Uno de los actos más significativos para la eliminación de referencias y nombres de dictadores o hechos de la dictadura en espacios y edificios públicos, ha sido la Ley de Memoria Histórica de España. El mérito de la ley es indudable, aunque haya sido promulgada en el 2007; 32 años después que Arias Navarro anunciara, con voz quebradiza, la muerte del Generalísimo. Un año más tarde, apenas se había modificado el centenar de instituciones escolares que poseían nombres o referencias de la dictadura franquista. Un panorama que se ha ido modificando, a pesar de que aún existen escuelas cuyo nombre homenajea dictadores, como es el caso de Miguel Primo de Rivera.
Vale recordar que el Partido Popular no apoyó la Ley de Memoria Histórica y la combatió por diversos medios. Algo que no puede dejar de ser preocupante en una coyuntura marcada por un nuevo proyecto de reforma educativa que en nada oculta la herencia autoritaria del franquismo y su desprecio hacía todas las conquistas democráticas de la escuela pública española. Queda como consuelo la sospecha de que es altamente improbable que algún día un centro educativo sea bautizado con el nombre del Ministro José Ignacio Wert.
En Argentina, han sido numerosos los esfuerzos por remover de las escuelas las marcas de las dictaduras que florecieron a lo largo de los últimos doscientos años. Entre ellos se destaca la Resolución 4726/08, que permitió que más de mil escuelas de la Provincia de Buenos Aires cambiaran de nombre, prohibiendo que las mismas tengan como referencia a “hombres o mujeres que hayan sido condenados por delitos de lesa humanidad, aun cuando se hubieren beneficiado con indulto o conmutación de la pena”.
La voluntad por despojar a la sociedad y a los espacios públicos de las reminiscencias dictatoriales, ganó un gran impulso durante el gobierno del presidente Néstor Kirchner.
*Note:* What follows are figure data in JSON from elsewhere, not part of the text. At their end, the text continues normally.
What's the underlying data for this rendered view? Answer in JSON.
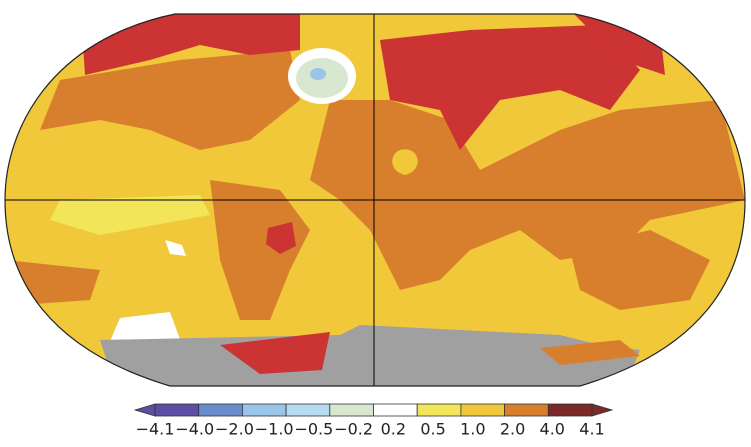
{
  "colorbar": {
    "labels": [
      "−4.1",
      "−4.0",
      "−2.0",
      "−1.0",
      "−0.5",
      "−0.2",
      "0.2",
      "0.5",
      "1.0",
      "2.0",
      "4.0",
      "4.1"
    ],
    "colors": [
      "#5a4fa0",
      "#6a8ccc",
      "#9ac4e8",
      "#b8daf0",
      "#d8e8d0",
      "#ffffff",
      "#f2e55a",
      "#f0c83a",
      "#d87f2e",
      "#cc3333",
      "#7a2a28"
    ]
  }
}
Sin lugar a dudas, una de los actos más recordados de su mandato fue cuando exigió que, en su presencia, y en medio de un acto realizado el mismo 24 de marzo de 2004, aniversario del golpe militar, fueran retirados de la galería de honor del Colegio Militar los retratos de los dictadores Jorge Rafael Videla y Reynaldo Bignone, ex directores de la institución. A diez meses de asumir la presidencia, Kirchner realizó un gesto que tuvo para el país un significado mucho más que simbólico, marcando la última década: ordenó al propio jefe del ejército, Teniente General Roberto Bendini, que descolgara los retratos. Dijo ese mismo día, al convertir en Museo de la Memoria a la Escuela de Mecánica de la Armada: “Las cosas hay que llamarlas por su nombre. Como Presidente de la Nación Argentina, vengo a pedir perdón de parte del Estado nacional por la vergüenza de haber callado durante 20 años de democracia tantas atrocidades. Hablemos claro: no es rencor ni odio lo nos guía y me guía. Es justicia y lucha contra la impunidad”.
Que ninguna escuela lleve el nombre de quienes han violado los derechos humanos; quienes han hecho de la prepotencia autoritaria su forma de gobierno; quienes han cercenado la libertad, promoviendo la injusticia, la miseria y la exclusión. Que ninguna escuela niegue, con su nombre, el legado que debe entregar a las futuras generaciones: la posibilidad de imaginar y de construir un mundo más justo e igualitario, más solidario y fraterno.
Llamar a las escuelas por su nombre, haciendo de la educación una oportunidad para inventar sueños de libertad y autonomía, de emancipación y justicia.